His father, even when condescended to, is described thus, "Bazarov's jeering did not disturb Vassily Ivanovich in the least; it was even a comfort to him." Vassily is enamored by every feat of Bazarov's, similar in his effusive praise as the first-time parents of a newborn. After Bazarov, a doctor by trade, had removed the aching tooth of a traveling cloth peddler, his tooth being described by the narrator as "average in every respect," Vassily takes possession of the tooth and remarks to a friend, Father Aleksei, "Look at that root! What strength Yevgeny has! The merchant shot up in the air . . . I think even an oak would have flown right out!" To which Father Aleksei responds, "Remarkable!" -- though the narrator adds, "Father Aleksei said at last, not knowing what to answer or how to get away from the ecstatic old man."
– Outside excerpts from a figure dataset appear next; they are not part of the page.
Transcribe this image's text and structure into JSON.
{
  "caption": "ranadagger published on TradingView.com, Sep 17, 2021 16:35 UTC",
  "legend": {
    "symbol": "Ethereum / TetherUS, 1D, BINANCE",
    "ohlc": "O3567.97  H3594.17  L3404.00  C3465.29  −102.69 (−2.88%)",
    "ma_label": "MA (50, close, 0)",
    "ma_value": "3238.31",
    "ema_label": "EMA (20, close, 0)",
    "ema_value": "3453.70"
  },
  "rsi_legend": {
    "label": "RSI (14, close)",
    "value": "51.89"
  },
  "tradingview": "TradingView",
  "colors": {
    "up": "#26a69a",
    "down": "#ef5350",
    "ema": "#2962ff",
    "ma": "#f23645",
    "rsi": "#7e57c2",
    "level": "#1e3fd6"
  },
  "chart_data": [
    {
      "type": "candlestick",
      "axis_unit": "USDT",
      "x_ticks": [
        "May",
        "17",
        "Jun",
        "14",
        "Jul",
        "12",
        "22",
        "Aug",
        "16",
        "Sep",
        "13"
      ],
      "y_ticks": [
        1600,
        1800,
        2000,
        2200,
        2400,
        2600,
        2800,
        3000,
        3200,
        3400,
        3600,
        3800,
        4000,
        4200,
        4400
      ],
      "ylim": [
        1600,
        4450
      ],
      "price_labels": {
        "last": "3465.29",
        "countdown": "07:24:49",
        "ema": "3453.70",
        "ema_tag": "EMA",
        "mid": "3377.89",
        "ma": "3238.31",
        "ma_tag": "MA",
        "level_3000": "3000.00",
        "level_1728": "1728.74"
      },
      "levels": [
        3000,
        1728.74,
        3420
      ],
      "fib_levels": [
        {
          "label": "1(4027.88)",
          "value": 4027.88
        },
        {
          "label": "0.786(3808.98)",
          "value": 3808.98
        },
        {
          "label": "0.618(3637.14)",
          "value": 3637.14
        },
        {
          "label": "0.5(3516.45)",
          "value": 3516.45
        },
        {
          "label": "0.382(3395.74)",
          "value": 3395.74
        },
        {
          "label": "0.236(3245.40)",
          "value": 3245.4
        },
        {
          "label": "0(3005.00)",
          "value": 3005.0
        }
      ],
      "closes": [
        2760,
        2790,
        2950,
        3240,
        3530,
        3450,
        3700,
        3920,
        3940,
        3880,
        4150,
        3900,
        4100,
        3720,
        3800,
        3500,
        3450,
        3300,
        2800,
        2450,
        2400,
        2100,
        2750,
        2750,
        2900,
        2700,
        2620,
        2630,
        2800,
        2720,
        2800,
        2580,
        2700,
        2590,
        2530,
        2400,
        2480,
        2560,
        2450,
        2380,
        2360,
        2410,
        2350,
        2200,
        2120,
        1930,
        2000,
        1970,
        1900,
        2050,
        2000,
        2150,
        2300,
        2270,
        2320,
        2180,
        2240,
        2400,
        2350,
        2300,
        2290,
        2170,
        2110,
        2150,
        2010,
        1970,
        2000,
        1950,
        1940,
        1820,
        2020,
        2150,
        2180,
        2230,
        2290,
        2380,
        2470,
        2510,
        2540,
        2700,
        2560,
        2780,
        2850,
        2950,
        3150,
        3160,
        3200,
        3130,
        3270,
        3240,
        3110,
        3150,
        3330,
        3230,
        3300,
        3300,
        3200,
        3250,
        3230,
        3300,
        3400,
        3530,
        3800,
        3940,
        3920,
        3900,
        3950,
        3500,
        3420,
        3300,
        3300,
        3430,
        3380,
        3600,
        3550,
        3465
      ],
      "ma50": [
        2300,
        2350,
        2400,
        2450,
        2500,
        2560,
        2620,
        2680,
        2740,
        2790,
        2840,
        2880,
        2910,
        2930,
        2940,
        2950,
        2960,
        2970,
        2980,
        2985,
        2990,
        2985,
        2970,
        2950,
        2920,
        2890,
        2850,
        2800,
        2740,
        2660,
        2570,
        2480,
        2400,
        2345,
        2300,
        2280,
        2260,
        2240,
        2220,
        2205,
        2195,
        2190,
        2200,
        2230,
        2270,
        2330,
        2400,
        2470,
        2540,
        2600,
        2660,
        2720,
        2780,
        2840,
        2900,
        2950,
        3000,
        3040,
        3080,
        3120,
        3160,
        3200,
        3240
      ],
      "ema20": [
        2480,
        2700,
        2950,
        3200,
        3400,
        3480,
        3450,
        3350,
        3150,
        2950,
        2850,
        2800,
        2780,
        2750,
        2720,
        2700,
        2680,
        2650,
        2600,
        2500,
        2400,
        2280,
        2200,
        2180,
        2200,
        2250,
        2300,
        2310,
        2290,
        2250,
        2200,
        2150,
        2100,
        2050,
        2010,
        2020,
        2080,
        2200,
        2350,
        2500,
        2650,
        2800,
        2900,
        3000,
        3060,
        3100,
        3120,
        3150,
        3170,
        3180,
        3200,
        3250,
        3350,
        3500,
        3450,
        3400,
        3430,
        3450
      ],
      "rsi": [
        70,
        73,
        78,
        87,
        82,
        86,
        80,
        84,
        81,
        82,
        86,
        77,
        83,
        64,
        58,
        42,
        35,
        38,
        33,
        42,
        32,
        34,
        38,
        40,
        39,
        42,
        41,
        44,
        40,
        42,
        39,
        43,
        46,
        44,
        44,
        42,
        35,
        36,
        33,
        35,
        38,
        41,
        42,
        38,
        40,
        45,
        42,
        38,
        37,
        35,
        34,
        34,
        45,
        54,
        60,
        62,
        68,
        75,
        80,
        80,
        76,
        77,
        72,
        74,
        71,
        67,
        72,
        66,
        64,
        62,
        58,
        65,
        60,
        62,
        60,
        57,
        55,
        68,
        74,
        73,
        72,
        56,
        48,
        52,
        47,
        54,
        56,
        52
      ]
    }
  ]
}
(SPOILER ALERT) Vassily and Arina's love and devotion for their son is so clearly and artfully brought to bear that it makes the tragedy of Bazarov's death about as heart-rending for me as stories get. Every scene depicting Vassily father aiming to please but being met with Bazarov's temper is difficult in its own right. What's more, Bazarov visits with his family twice in the novel. The first time he arrives with Arkady, but feels he can get no work done with his father and mother overeagerly fussing over him, and takes leave abruptly after only a short three-day stay. As you might guess, this leaves the elder Bazarovs devastated. When he returns the second time, they have resolved -- Vassily in particular -- to be no burden to him, although they find that a difficult thing to achieve, since they care so fully for him. The worst happens when Bazarov is exposed to typhus, and rapidly he deteriorates to death.
The philosophical transcendence Bazarov undergoes on his deathbed notwithstanding, which I admit I could probably write a whole new post on just that, Bazarov's parents' loss provides epitaph to "Fathers and Sons." Describing the fenced off area within which Bazarov is buried and visited by his bereaved parents the narrator says, "[T]hey go up to the fence, fall on their knees, and kneeling, cry endlessly and bitterly, and look endlessly and intensely at the mute stone under which lies their son." Which is obviously not so peachy. But the narrator offers a solace to them and their plight, saying also:
But can their prayers, their tears be fruitless? Can love, holy, dedicated love not be all-powerful? Oh no! However passionate, sinful and rebellious the heart hidden in that grave may be, the flowers growing on it look at us undisturbed with their innocent eyes; they do not speak to us of eternal peace alone, of that supreme peace of the "impassive universe"; they also speak of eternal reconciliation and eternal life.Pure poetry.